The most confused result was in Nelson where the Green Party's Matt Lawrey was campaigning strongly for the electorate vote to try to win it from National's Nick Smith.


Both Labour and the Greens refused to give way or cut a deal - and the confusion resulted in almost 20 per cent of the Greens' voters voting for Labour's Rachel Boyack while 30 per cent of Labour's voters voted for Lawrey.
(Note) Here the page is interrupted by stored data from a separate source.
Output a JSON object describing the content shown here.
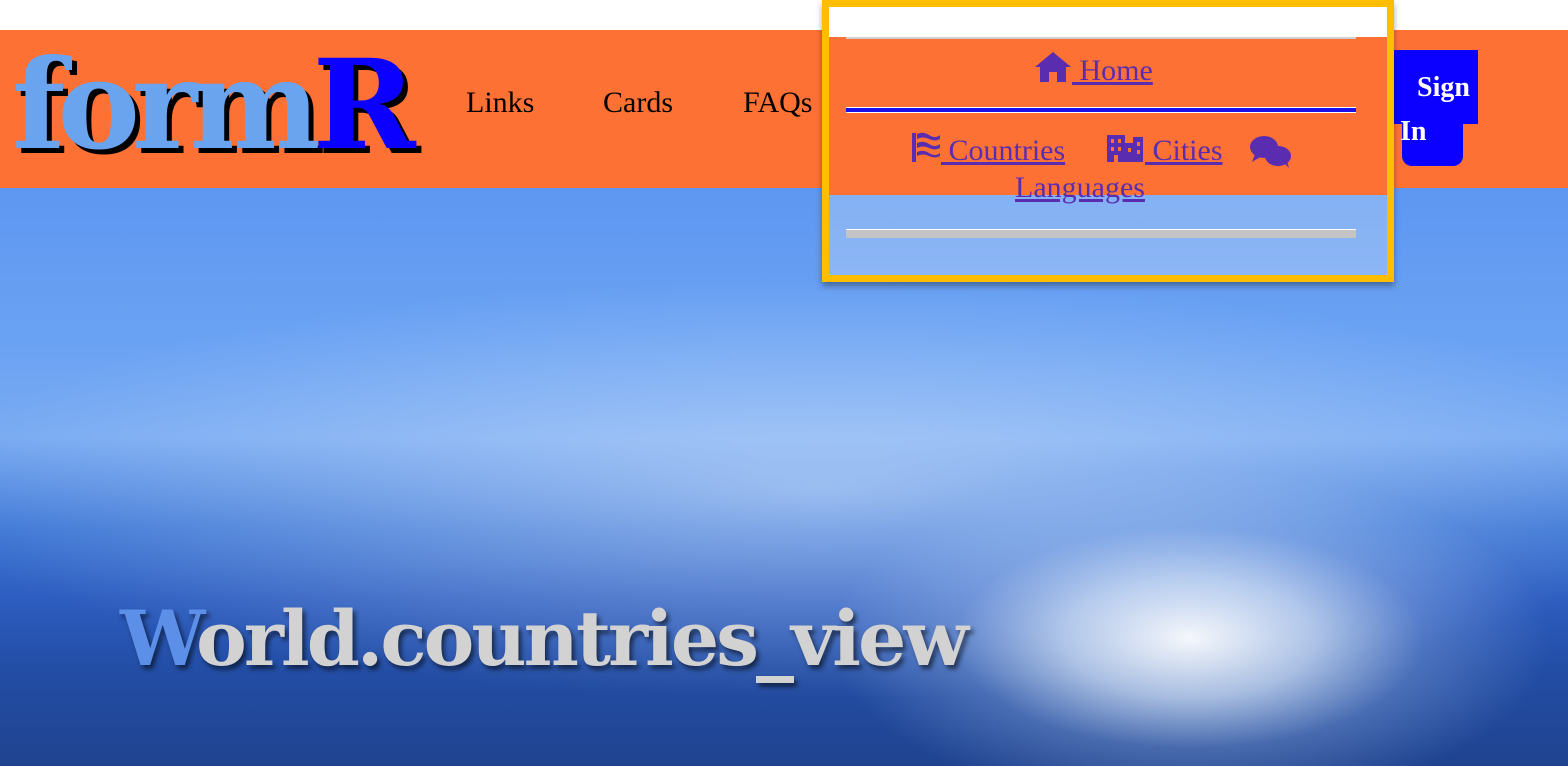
{
  "brand": {
    "logo_part1": "form",
    "logo_part2": "R"
  },
  "nav": {
    "links_label": "Links",
    "cards_label": "Cards",
    "faqs_label": "FAQs",
    "signin_word1": "Sign",
    "signin_word2": "In"
  },
  "dropdown": {
    "home_label": " Home",
    "countries_label": "  Countries",
    "cities_label": "  Cities",
    "languages_label": "  Languages"
  },
  "hero": {
    "title_first": "W",
    "title_rest": "orld.countries_view"
  },
  "icons": {
    "home": "home-icon",
    "countries": "flag-icon",
    "cities": "city-icon",
    "languages": "comments-icon"
  },
  "colors": {
    "navbar": "#fe7135",
    "logo_primary": "#6aa3ee",
    "logo_accent": "#0b00ff",
    "signin_bg": "#0b00ff",
    "dropdown_border": "#ffbe00",
    "dropdown_link": "#5a2db0",
    "hero_title": "#d2d2d2",
    "hero_title_first": "#5b8fe8"
  }
}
NZ First voters were also split between Lawrey and Boyack and even National voters joined in the fun - six per cent voted for Lawrey and three per cent for Boyack.

As a result, Smith held the seat, albeit with a reduced majority.

In what is perhaps a reflection of the difficulty NZ First had in choosing between National and Labour, NZ First voters were almost evenly split - 22 per cent of the party's voters voted for a National Party candidate and 24 per cent voted for a Labour Party candidate.

Seats in which National Party voters did split their votes included Epsom where 62 per cent voted for Act's David Seymour and Northland where 20 per cent (3627 voters) voted for NZ First leader Winston Peters, who lost the seat to National's candidate Matt King. Peters also got support from a third of Labour voters in that seat - about 4150 votes.

Vote splitting was also fairly common in Whangarei where NZ First MP Shane Jones got support from 17 per cent of Labour voters and seven per cent of National voters. However, he was unable to convince more than 65 per cent of New Zealand First voters to back him - about 20 per cent gave their votes to National's Shane Reti instead. By comparison, Peters secured 91 per cent of NZ First voters in Northland.

In Ohariu where United Future's Peter Dunne pulled out less than four weeks before the election, most National voters were quick to back National's Brett Hudson instead - but 10 per cent voted for Labour's Greg O'Connor. That combined with most Labour voters and almost two thirds of the Greens' voters saw O'Connor take the seat.